We’re really excited about WestlawNext and what it offers legal researchers, but please don’t interpret our efforts to showcase the new service as an attempt to do an end-around to librarians. We will continue to work with firms and their librarians on the best approach for trialing WestlawNext, account by account.
I hope this is helpful. Thanks again, Tamara.
Anne Ellis
Senior Director, Librarian Relations
Thomson Reuters, Legal
Did anyone with contracting authority approve the "pay trial" at the institutional buyer's end? If the law firm librarians who have commented to Ellis' post on law-lib is any indication, the answer is a resounding "no." It's a form of advertising with the institution picking up the tab; Classic Westlaw is being used to promote WLN at the firm's expense. This is utterly unacceptable. To quote from one law-lib-er's comment:
You may be excited about WestlawNext [Anne], but our goal is to get legal research done--not respond to ads in the middle of our client work.
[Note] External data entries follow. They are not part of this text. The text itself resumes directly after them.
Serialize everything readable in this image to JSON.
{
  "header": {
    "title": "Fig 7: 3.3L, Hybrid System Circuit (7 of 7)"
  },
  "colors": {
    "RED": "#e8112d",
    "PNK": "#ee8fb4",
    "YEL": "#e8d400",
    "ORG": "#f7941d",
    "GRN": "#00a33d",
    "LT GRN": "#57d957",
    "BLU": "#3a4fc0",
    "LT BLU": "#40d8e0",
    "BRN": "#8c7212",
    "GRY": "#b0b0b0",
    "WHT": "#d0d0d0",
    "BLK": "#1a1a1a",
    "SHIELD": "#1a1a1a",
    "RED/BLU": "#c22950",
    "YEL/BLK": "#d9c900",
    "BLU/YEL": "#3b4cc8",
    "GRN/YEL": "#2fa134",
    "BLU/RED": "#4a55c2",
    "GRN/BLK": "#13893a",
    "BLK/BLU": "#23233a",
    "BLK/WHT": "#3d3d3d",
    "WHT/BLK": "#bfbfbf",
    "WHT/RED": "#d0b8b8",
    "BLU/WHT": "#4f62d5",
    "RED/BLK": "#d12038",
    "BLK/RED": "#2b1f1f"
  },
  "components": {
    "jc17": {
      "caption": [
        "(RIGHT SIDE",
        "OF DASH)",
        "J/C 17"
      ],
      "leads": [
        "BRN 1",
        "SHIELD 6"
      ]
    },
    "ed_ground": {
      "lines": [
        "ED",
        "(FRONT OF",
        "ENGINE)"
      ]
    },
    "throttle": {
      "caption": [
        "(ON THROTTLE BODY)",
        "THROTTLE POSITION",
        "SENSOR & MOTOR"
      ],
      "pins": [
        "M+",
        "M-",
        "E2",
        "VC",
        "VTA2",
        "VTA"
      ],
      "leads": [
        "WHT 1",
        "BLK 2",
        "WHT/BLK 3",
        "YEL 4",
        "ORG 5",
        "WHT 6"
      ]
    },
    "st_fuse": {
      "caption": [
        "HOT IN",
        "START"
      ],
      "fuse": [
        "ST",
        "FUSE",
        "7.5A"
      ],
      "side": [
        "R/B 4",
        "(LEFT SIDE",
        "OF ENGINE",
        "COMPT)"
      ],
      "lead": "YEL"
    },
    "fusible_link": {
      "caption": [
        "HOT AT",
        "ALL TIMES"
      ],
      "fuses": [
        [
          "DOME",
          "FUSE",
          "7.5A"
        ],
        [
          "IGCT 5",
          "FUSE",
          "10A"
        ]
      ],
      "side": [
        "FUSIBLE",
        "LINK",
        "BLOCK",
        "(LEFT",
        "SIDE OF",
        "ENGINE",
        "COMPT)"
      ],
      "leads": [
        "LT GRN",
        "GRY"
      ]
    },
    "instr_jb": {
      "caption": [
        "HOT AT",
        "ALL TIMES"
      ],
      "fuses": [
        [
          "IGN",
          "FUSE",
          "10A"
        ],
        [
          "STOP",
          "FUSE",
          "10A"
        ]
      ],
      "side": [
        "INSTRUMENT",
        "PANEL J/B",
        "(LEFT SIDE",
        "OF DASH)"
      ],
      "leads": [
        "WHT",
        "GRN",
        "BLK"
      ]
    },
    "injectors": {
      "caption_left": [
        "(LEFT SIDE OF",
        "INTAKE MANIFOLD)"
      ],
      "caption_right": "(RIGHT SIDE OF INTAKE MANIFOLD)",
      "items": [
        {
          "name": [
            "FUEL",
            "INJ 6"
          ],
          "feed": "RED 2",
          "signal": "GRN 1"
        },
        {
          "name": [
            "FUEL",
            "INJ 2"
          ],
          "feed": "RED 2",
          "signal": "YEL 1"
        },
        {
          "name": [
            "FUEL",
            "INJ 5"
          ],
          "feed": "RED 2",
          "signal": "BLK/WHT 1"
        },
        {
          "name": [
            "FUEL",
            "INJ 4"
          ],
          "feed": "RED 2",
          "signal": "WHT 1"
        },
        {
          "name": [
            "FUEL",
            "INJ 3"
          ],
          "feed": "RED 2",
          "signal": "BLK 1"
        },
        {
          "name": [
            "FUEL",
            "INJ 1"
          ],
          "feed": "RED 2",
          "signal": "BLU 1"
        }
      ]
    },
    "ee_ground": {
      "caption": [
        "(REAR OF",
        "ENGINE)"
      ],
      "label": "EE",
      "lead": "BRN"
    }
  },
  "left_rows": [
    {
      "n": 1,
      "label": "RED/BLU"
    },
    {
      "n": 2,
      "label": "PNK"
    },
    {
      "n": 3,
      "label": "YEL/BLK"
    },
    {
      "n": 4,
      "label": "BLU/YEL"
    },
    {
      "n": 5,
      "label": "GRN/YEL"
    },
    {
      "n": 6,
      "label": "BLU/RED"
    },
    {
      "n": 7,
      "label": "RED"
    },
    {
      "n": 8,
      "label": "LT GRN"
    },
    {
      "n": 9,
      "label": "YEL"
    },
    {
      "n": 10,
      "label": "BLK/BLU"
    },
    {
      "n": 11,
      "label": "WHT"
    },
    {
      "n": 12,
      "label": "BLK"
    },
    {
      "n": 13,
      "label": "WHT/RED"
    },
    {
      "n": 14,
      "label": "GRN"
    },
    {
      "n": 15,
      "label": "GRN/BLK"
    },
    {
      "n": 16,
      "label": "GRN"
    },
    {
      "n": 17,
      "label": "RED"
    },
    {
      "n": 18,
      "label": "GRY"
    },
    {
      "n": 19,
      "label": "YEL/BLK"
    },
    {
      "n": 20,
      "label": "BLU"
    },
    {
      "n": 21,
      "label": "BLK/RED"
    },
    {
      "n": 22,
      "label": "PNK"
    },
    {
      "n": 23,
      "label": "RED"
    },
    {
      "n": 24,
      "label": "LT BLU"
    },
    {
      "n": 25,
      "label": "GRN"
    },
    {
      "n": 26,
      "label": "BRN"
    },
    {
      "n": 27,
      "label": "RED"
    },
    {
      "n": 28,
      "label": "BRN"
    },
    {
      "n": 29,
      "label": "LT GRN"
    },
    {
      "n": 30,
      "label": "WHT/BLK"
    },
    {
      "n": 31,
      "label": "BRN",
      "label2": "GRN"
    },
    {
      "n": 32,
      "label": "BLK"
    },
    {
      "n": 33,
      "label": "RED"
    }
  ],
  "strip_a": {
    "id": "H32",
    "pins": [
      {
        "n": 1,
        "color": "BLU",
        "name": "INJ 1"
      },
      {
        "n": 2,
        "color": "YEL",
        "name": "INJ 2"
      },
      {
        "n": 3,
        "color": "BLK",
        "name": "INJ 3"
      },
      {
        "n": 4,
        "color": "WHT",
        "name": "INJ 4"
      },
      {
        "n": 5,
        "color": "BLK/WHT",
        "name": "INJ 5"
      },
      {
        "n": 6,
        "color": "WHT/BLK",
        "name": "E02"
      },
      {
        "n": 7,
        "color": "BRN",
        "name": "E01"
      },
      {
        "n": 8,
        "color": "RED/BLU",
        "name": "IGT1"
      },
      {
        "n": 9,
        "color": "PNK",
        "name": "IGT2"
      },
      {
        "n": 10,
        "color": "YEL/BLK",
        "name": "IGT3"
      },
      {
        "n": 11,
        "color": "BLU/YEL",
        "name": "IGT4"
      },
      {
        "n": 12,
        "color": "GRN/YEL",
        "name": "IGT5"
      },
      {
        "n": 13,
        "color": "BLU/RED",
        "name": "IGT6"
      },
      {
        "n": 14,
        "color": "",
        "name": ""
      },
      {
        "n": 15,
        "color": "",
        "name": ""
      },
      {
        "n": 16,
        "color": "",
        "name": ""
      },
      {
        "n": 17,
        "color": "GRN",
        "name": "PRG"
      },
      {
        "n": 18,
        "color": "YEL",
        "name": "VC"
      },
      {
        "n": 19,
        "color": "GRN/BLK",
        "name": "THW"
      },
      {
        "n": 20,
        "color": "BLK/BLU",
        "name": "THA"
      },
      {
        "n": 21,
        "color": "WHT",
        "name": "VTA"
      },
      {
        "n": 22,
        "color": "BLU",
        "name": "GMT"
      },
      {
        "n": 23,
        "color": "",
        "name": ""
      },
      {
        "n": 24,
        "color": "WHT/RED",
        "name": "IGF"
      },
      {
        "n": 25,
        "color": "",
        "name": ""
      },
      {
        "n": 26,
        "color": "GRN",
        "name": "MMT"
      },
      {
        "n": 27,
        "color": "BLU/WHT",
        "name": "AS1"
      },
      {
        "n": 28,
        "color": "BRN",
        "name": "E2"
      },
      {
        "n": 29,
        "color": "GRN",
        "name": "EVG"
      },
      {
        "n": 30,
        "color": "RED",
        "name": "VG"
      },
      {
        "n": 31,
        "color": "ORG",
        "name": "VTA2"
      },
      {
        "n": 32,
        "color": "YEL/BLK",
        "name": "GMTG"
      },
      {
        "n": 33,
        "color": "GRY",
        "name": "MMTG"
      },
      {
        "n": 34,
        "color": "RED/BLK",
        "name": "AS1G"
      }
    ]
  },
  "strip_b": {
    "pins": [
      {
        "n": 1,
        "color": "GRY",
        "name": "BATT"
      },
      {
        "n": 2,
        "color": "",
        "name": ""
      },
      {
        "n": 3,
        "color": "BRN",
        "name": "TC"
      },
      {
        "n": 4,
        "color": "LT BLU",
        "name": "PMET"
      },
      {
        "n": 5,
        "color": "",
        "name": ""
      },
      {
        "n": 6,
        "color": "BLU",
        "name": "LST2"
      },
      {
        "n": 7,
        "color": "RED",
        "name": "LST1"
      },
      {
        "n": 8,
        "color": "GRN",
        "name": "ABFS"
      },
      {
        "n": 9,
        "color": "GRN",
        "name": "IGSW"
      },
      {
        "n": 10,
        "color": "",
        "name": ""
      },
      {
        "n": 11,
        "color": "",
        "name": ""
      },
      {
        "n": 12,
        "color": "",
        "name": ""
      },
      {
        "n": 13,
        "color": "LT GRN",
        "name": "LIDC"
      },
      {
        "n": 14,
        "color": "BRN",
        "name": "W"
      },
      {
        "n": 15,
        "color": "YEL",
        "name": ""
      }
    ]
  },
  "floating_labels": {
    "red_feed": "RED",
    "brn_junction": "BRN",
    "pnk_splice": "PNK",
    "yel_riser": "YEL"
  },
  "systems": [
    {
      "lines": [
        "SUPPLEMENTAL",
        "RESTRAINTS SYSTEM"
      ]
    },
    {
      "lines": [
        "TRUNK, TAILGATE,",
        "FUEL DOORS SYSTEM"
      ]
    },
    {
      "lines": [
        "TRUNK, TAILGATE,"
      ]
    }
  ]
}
Some law-lib-ers mention that they learned about this now so-called "pay trial" when the messaging first appeared on Classic Westlaw. Others that they noticed it thanks to Tamara's heads-up warning. Sounds to me like we know who doesn't know law librarians' names -- TR Legal's Librarian (Marketing) Relations program.
E-mail Your Rep, Your Rep's District Manager, His Boss, The Boss Above His Boss, the TR Legal Czar if You Know His Name. My earlier commentary on this stunt remains by and large applicable. This appears to be happening only in the private sector for the moment. At least at my little county law library, I haven't seen the "Search WestlawNext Now: Improve your research efficiency by 64% with WestlawNext. Your organization has access to the advanced search engine and improved design of Westlaw Next. Go there now and begin increasing your productivity!" message yet, and can't login into WLN under my OnePass account. However I've informed my rep and his district manager in no uncertain terms that WLN access is to be prohibited under our accounts; that no click-thru for fee-based "trial" access via messaging is to be allowed, and that no free temporary WLN access is to be offered to any account holder unless by me.
"Hi, I'm a law library director and my name is Joe. I am responsible for Westlaw contracting. fiscal management and payments." TR Legal, I think, needs to hear this from the law library community because I doubt our professional association is going to lift a finger to put one on a keyboard to send a public message to the Company.
And Damn It All to Hell. I had a post that said something sort of positive about TR Legal but that got pushed aside for this. Maybe latter this week, but not tomorrow or Thursday for that matter. [JH]
May 25, 2010 in Electronic Resource, Products & Services, Publishing Industry | Permalink
Comments
They were specifically told that we did not want to do a trial of the product at this time, free or otherwise.